The EUR/USD is dropping from two-week highs amidst strength in the U.S Dollar. After clocking highs of $1.098 in the Tuesday trading session, the currency pair has tumbled and now finds itself trading near a crucial support level at $1.085.
Dollar Strength Impact
The dollar strength comes at the backdrop of a flurry of negative news that continue to raise concerns about the health of the biggest economy in the world. Retail sales dropping 8.7% marked the biggest drop since 1992, all but affirming the damage that the Coronavirus pandemic continues to cause on the U.S economy.
Consumer spending, which accounts for more than two-thirds of the U.S economy continues to take a hit, amidst lockdowns imposed by states. The manufacturing sector is another key driver of the U.S economy that has also taken a hit. Factory shutdowns across the country continue to take a toll on the economy, with the Empire State manufacturing index plummeting to new all-time lows.
Amidst concerns about the health of the U.S economy, the U.S dollar has continued to strengthen. This is in part because investors are betting on the U.S Dollar as a safe haven. The EUR/USD pair has consequently turned bearish on the dollar strength as the risk-off mood continues to grip the market.
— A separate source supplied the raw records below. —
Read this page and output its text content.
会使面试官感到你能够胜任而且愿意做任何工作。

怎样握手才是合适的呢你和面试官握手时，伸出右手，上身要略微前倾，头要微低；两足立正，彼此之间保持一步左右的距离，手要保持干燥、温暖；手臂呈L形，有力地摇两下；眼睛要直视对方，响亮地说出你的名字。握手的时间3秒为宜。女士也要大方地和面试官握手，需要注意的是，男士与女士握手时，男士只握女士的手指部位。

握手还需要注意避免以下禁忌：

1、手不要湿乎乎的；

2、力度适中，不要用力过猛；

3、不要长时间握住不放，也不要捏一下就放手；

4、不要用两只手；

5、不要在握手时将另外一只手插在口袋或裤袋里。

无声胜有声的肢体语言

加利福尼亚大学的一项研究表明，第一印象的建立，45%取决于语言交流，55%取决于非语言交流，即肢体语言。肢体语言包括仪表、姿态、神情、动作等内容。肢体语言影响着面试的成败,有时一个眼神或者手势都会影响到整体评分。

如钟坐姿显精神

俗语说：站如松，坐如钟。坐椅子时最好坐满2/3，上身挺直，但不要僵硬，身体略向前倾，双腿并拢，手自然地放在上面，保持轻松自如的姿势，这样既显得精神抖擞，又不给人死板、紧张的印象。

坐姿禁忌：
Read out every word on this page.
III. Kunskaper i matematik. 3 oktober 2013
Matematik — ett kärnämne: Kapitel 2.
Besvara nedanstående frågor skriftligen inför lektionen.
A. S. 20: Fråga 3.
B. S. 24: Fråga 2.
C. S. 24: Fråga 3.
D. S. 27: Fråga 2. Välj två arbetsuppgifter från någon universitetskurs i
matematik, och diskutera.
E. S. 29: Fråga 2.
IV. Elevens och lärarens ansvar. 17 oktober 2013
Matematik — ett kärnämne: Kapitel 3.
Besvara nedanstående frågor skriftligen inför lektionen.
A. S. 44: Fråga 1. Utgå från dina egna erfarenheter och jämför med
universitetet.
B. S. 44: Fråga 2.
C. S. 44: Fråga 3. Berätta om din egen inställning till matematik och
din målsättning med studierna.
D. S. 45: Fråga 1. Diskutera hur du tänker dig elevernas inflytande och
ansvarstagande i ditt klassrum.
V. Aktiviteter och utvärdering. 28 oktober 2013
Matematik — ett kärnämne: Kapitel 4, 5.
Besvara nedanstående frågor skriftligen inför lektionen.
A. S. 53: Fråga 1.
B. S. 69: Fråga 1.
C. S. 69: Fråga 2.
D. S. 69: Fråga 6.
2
The Euro has also continued to weaken against the dollar, and other majors as the markets await a new wave of easing of coronavirus restrictions by the European Union Commission Chief, Ursula von der Leyen. Euro weakness can also be attributed to uncertainty on the easing restrictions that the German Chancellor is planning ahead of a meeting with Germany’s 16 state premiers.
Euro weakness could persist on the release of Eurozone Industrial production data. Weak data compared to estimates could see the EUR/USD pair continue to edge lower. Traders will also be paying attention to the U.S jobless data. With expectations high of another huge increase in the number of Americans claiming unemployment benefits, the U.S dollar strength could persist given its safe-haven attributes.